Einmal, als Mikael bei ihnen zu Hause geklingelt hatte, rief Truls’ Vater, Jesus sei gekommen, um seinen Jünger abzuholen.
Gestritten hatten sie sich nie. Das heißt, Truls hatte nie Kontra gegeben, wenn Mikael seine schlechte Laune an ihm ausgelassen hatte. Nicht einmal auf dem Fest, als Mikael ihn Beavis nannte und alle lachten und Truls instinktiv wusste, dass dieser Name hängenbleiben würde. Nur ein einziges Mal hatte Truls zugeschlagen. Da hatte Mikael seinen Vater als einen der Saufbrüder aus der Kadokfabrik bezeichnet. Truls war auf gestanden und mit geballten Fäusten auf Mikael zugewalzt, der sich mit erhobenem Arm vor ihm geduckt und ihn lachend aufgefordert hatte, sich zu entspannen, es sei doch nur ein Spaß gewesen, Entschuldigung. Zu guter Letzt war es aber Truls, der sich kleinlaut bei Mikael entschuldigt hatte.

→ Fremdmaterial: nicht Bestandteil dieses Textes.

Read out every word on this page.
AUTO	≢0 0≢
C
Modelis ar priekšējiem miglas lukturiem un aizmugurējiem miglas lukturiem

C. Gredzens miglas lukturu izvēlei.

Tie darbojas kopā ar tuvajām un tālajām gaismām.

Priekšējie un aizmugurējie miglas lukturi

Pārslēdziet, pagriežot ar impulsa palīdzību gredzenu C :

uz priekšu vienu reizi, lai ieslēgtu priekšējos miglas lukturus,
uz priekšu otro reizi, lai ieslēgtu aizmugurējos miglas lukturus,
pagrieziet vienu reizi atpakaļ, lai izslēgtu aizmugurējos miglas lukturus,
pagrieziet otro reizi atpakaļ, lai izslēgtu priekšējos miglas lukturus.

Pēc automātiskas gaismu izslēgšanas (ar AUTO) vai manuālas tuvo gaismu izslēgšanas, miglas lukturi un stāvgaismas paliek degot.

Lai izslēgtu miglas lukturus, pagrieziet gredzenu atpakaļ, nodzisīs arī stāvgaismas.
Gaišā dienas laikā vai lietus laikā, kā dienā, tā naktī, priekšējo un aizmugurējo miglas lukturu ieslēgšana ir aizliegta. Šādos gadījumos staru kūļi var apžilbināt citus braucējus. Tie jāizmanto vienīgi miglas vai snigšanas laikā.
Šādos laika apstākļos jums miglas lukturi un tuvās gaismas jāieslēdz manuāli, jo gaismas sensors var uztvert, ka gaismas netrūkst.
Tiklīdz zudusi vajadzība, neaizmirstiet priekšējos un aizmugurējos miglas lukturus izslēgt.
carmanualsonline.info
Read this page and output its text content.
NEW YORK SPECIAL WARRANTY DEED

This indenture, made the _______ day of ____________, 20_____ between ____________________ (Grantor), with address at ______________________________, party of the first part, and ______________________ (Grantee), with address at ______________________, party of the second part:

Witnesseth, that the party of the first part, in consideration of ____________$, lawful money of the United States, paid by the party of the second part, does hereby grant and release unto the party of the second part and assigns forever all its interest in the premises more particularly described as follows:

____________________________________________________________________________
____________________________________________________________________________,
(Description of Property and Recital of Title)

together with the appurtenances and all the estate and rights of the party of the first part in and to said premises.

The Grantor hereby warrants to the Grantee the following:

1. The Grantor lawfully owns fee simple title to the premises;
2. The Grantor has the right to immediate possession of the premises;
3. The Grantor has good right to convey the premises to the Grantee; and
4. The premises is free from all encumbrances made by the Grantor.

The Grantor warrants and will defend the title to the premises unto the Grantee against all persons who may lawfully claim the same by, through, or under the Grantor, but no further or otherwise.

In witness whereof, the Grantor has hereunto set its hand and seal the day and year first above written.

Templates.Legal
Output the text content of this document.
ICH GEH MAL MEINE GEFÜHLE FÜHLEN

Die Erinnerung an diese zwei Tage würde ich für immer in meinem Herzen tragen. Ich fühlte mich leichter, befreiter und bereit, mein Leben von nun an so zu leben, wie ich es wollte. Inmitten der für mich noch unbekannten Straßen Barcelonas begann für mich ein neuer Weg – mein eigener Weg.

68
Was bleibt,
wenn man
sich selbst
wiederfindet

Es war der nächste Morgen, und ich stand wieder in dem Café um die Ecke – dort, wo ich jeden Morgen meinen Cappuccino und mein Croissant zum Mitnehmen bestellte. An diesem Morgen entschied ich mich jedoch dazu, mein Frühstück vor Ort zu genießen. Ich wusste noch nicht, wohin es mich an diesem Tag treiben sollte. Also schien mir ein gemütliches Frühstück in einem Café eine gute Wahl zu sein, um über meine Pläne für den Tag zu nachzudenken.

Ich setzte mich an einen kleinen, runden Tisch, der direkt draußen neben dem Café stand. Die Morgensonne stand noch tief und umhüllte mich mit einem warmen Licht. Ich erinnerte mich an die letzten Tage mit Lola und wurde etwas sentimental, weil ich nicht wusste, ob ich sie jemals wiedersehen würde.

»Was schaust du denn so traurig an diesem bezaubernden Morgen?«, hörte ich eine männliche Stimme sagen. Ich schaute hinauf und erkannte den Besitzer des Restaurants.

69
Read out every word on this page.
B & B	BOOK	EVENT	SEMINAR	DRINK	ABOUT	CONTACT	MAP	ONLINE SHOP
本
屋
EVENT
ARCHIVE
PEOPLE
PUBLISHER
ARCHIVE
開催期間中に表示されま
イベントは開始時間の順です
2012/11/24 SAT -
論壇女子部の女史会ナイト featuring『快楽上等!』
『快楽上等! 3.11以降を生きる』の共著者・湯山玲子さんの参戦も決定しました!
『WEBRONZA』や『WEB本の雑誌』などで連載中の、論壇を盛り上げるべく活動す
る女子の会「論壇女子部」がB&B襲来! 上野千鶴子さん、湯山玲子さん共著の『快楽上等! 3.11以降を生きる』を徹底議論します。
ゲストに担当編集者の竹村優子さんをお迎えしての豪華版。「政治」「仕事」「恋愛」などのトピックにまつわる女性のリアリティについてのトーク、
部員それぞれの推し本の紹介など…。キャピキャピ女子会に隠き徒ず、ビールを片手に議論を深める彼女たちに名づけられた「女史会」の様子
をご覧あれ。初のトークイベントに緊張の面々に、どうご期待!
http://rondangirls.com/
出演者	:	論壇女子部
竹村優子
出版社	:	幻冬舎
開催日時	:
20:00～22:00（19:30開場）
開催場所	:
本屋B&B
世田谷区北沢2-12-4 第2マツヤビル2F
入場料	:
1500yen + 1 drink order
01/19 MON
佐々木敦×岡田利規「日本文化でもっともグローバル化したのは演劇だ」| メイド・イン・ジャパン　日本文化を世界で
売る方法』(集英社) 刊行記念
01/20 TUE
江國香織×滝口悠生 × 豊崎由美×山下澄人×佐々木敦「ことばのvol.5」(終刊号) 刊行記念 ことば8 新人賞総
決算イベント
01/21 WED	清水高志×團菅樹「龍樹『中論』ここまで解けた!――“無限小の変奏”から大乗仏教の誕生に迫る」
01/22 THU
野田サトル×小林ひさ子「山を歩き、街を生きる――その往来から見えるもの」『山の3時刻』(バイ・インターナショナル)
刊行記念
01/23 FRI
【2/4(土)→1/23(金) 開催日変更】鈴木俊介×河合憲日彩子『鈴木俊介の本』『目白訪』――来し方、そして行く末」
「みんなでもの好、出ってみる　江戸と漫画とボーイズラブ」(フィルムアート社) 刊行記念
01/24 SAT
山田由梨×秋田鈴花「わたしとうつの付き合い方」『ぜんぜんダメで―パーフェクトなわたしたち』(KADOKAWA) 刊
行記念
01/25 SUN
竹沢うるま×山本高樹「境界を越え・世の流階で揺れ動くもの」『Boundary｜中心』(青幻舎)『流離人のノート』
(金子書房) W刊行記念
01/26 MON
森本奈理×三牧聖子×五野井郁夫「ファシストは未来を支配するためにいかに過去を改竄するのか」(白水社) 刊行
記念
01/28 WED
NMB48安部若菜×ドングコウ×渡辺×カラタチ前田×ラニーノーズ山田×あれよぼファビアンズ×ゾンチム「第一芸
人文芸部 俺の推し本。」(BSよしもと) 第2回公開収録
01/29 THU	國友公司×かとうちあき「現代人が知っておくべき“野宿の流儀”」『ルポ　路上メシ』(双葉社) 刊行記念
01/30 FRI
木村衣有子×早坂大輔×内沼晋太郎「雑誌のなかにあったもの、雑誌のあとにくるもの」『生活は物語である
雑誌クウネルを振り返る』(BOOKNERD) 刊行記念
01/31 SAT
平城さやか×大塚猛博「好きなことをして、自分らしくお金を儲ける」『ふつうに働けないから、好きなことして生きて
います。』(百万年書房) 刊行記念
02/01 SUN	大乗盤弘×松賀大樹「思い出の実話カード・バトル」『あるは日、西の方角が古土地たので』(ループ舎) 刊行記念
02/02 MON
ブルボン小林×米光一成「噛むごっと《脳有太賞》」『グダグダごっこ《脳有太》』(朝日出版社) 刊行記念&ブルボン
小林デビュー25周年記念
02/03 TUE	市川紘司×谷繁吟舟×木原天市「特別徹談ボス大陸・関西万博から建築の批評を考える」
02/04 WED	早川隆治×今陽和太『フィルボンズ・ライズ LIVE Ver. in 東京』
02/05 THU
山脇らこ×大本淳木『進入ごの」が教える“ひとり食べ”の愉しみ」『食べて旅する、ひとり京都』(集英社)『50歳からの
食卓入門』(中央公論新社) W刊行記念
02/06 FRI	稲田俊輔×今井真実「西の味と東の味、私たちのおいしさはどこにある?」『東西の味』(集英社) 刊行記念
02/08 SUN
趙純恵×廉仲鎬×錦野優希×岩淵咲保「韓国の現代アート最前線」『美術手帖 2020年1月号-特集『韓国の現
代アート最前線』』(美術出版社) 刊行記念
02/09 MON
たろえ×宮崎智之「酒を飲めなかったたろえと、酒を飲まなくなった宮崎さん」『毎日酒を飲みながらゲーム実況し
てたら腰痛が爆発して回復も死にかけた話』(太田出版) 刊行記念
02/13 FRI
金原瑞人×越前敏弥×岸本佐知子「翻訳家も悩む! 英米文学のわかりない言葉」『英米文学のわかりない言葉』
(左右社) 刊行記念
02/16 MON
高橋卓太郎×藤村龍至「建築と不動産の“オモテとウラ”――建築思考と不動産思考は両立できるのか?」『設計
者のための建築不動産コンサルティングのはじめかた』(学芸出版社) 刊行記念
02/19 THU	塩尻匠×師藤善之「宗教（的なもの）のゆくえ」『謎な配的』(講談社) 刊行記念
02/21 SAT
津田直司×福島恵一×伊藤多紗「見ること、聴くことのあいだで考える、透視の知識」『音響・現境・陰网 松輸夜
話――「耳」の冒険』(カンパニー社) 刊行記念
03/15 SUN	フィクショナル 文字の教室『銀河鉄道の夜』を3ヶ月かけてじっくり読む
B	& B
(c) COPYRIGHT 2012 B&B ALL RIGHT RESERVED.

Eines Tages waren Mikael und Truls in eine der Tankstellen gegangen, in denen Julle und Te-Ve ihr Benzin klauten. Die beiden Motorradfreaks hatten ihre ganz eigene Technik: Sie füllten die Tanks ihrer Kawasakis an den Selbstbedienungssäulen, während ihre Bräute auf dem Sozius ihre Jeansjacken so um die Hüften knoteten, dass sie ganz zufällig die Nummernschilder verdeckten. Waren die Tanks voll, sprangen die Jungs auf ihre Maschinen und gaben Gas.